Predicting protein-ligand binding affinities using Convolutional Neural Networks (CNN)

This is an implementation of the CNN network architecture described in the following paper

KDEEP: Protein–Ligand Absolute Binding Affinity Prediction via 3D-Convolutional Neural Networks
José Jiménez , Miha Škalič , Gerard Martínez-Rosell , and Gianni De Fabritiis
DOI: 10.1021/acs.jcim.7b00650

Requirements

  • Tensorflow : pip install tensorflow-gpu or pip install tensorflow
  • Keras: pip install keras
  • Scikit-learn: pip install -U scikit-learn
  • oddt: conda install -c oddt oddt
  • tqdm: pip install tqdm
  • htmd:
conda config --add channels acellera 
conda config --add channels psi4 
conda install htmd 

Training the model (by generating augmented data on the fly)
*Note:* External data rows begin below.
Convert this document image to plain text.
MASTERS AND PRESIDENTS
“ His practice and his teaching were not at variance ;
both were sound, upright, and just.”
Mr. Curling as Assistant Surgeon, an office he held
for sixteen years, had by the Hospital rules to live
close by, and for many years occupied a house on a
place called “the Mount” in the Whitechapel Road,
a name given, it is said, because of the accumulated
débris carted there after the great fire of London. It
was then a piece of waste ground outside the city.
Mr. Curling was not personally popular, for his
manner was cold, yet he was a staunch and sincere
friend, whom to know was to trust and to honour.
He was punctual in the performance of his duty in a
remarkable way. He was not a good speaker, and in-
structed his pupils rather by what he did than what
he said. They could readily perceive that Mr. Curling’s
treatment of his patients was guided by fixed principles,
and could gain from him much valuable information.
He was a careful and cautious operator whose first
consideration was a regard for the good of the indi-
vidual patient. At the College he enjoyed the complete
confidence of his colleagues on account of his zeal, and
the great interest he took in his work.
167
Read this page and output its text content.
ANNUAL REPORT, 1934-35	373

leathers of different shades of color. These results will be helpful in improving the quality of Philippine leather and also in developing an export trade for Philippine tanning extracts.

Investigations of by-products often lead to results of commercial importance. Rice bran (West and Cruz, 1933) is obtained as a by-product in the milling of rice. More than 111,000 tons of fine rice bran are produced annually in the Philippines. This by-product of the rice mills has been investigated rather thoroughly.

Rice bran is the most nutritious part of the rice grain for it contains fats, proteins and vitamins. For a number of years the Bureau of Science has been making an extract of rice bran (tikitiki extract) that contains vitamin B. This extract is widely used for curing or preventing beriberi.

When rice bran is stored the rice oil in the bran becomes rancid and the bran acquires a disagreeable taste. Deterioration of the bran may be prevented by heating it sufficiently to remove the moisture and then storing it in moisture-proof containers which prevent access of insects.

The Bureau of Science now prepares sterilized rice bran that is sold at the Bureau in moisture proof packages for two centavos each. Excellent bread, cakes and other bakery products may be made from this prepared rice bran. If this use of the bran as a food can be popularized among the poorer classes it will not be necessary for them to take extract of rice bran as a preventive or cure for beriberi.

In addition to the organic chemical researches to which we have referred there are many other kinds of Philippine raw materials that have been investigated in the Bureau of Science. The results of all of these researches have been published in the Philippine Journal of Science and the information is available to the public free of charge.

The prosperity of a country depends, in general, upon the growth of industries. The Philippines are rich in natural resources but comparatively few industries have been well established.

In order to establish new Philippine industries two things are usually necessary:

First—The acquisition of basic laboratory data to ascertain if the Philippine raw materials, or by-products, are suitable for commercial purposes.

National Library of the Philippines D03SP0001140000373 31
  • First extract the voxel features using the script feature_extraction_htmd.py insdie the directory training_with_htmd. The script will create the file called data.h5 inside the dataset dir
  • Run the script train.py to train the model. Modify the code in the method main() to enable/disable data augmentation and tweak other training parameters.

Training the model (using saved augmented data)

  • Make sure npy_data directory is inside the dataset directory.
  • Run train2.py to train the model.